Bodenfeuchte Brandenburg: Orange und Rot dominieren — Norden weniger betroffen

Die aktuelle Karte des UFZ-Duerremonitors zeigt fuer Brandenburg zum 9. August 2026 ein differenziertes Bild: Waehrend der Norden und Nordwesten des Landes ueberwiegend in den Klassen Hellgelb bis Orange liegen, konzentrieren sich die hoeheren Trockenheitsklassen Rot und Dunkelrot in der Mitte, dem Sueden und Osten Brandenburgs. Insgesamt dominiert die Klasse Orange (moderate Duerre) flaechimaessig das Bundesland, mit erhebllichen Rotflaeben in Mittelbrandenburg und der Lausitz.

Aktuelle Dürrekarte Brandenburg (Quelle: UFZ Dürremonitor)
Aktuelle Dürrekarte Brandenburg (Quelle: UFZ Dürremonitor)
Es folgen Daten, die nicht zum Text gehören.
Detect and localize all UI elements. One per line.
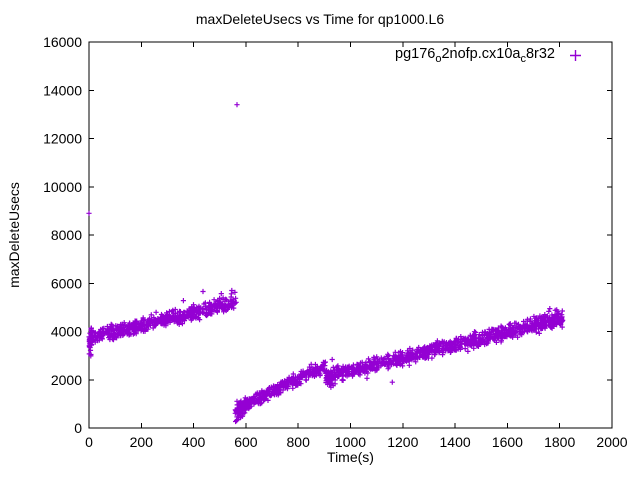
y-tick-label: 0 [74, 420, 82, 436]
legend-label-part: 2nofp.cx10a [441, 46, 521, 62]
chart-title: maxDeleteUsecs vs Time for qp1000.L6 [195, 11, 445, 27]
x-tick-label: 0 [85, 434, 93, 450]
x-tick-label: 200 [130, 434, 154, 450]
x-tick-labels: 0 200 400 600 800 1000 1200 1400 1600 1800 2000 [85, 434, 628, 450]
y-tick-label: 14000 [43, 82, 82, 98]
legend-label-subscript: c [520, 52, 526, 65]
x-tick-label: 2000 [596, 434, 627, 450]
x-tick-label: 1600 [492, 434, 523, 450]
legend-label-part: 8r32 [525, 46, 555, 62]
x-axis-label: Time(s) [327, 449, 374, 465]
x-tick-label: 1800 [544, 434, 575, 450]
x-tick-label: 1000 [335, 434, 366, 450]
y-tick-label: 16000 [43, 34, 82, 50]
y-tick-label: 12000 [43, 131, 82, 147]
legend: pg176o2nofp.cx10ac8r32 [395, 46, 583, 65]
y-tick-label: 4000 [51, 324, 82, 340]
legend-marker-plus-icon [568, 48, 583, 63]
x-tick-label: 1200 [387, 434, 418, 450]
scatter-points [86, 102, 566, 425]
x-tick-label: 600 [234, 434, 258, 450]
legend-label-subscript: o [435, 52, 442, 65]
y-tick-label: 8000 [51, 227, 82, 243]
y-tick-label: 2000 [51, 372, 82, 388]
x-tick-label: 800 [287, 434, 311, 450]
y-tick-label: 10000 [43, 179, 82, 195]
legend-series-label: pg176o2nofp.cx10ac8r32 [395, 46, 555, 65]
y-axis-label: maxDeleteUsecs [6, 182, 22, 288]
legend-label-part: pg176 [395, 46, 436, 62]
x-tick-label: 400 [182, 434, 206, 450]
y-tick-label: 6000 [51, 275, 82, 291]
y-tick-labels: 0 2000 4000 6000 8000 10000 12000 14000 16000 [43, 34, 82, 436]
x-tick-label: 1400 [440, 434, 471, 450]
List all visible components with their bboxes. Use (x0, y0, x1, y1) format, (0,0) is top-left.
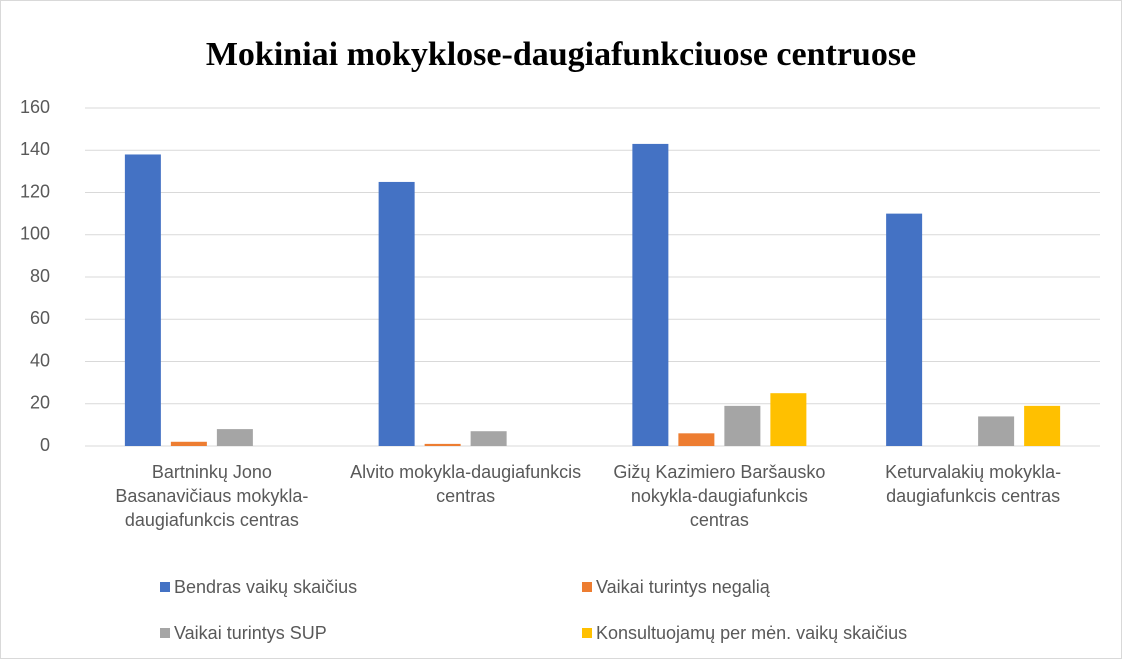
y-tick-label: 0 (40, 435, 50, 455)
y-tick-label: 40 (30, 350, 50, 370)
legend-label: Vaikai turintys negalią (596, 576, 770, 597)
legend-swatch (582, 628, 592, 638)
y-tick-label: 160 (20, 97, 50, 117)
x-tick-label: Gižų Kazimiero Baršausko nokykla-daugiaf… (613, 462, 826, 530)
bar (216, 429, 253, 446)
bar (678, 433, 715, 446)
legend-item: Bendras vaikų skaičius (160, 575, 357, 599)
legend-swatch (160, 628, 170, 638)
bar (170, 441, 207, 446)
bar (770, 393, 807, 446)
bar (978, 416, 1015, 446)
bar (470, 431, 507, 446)
legend-swatch (160, 582, 170, 592)
bar (632, 143, 669, 446)
y-tick-label: 100 (20, 224, 50, 244)
bar (724, 405, 761, 446)
x-tick-label: Alvito mokykla-daugiafunkcis centras (350, 462, 582, 506)
bar (886, 213, 923, 446)
legend-label: Vaikai turintys SUP (174, 622, 327, 643)
legend-label: Bendras vaikų skaičius (174, 576, 358, 597)
y-tick-label: 20 (30, 393, 50, 413)
legend-item: Vaikai turintys SUP (160, 621, 327, 645)
bar (1024, 405, 1061, 446)
legend-item: Vaikai turintys negalią (582, 575, 770, 599)
x-tick-label: Keturvalakių mokykla-daugiafunkcis centr… (885, 462, 1062, 506)
legend-swatch (582, 582, 592, 592)
bar (124, 154, 161, 446)
y-tick-label: 120 (20, 181, 50, 201)
x-tick-label: Bartninkų Jono Basanavičiaus mokykla-dau… (115, 462, 309, 530)
chart-title: Mokiniai mokyklose-daugiafunkciuose cent… (206, 36, 916, 73)
bar (424, 443, 461, 446)
bar (378, 181, 415, 446)
y-tick-label: 60 (30, 308, 50, 328)
legend-item: Konsultuojamų per mėn. vaikų skaičius (582, 621, 907, 645)
y-tick-label: 80 (30, 266, 50, 286)
y-tick-label: 140 (20, 139, 50, 159)
legend-label: Konsultuojamų per mėn. vaikų skaičius (596, 622, 908, 643)
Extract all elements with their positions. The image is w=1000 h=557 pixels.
Süden und Mitte stärker betroffen als der Norden

Der Norden und Nordwesten Brandenburgs zeigen ueberwiegend Hellgelb (ungewoehnlich trocken) bis Orange (moderate Duerre). Die Region um die Prignitz und den oberen Spreewald ist damit am wenigsten beeintraechtigt. Der zentrale und suedliche Landesteil, insbesondere die Gebiete um Brandenburg an der Havel, das Havelland, die Region Dahme-Spreewald sowie die Lausitz im Suedosten, weisen dagegen Rot (schwere Duerre) und mehrfach auch Dunkelrot (extreme Duerre) auf. Besonders markante dunkelrote Flaechen zeigen sich in Mittelbrandenburg sowie in Teilbereichen des Sudens.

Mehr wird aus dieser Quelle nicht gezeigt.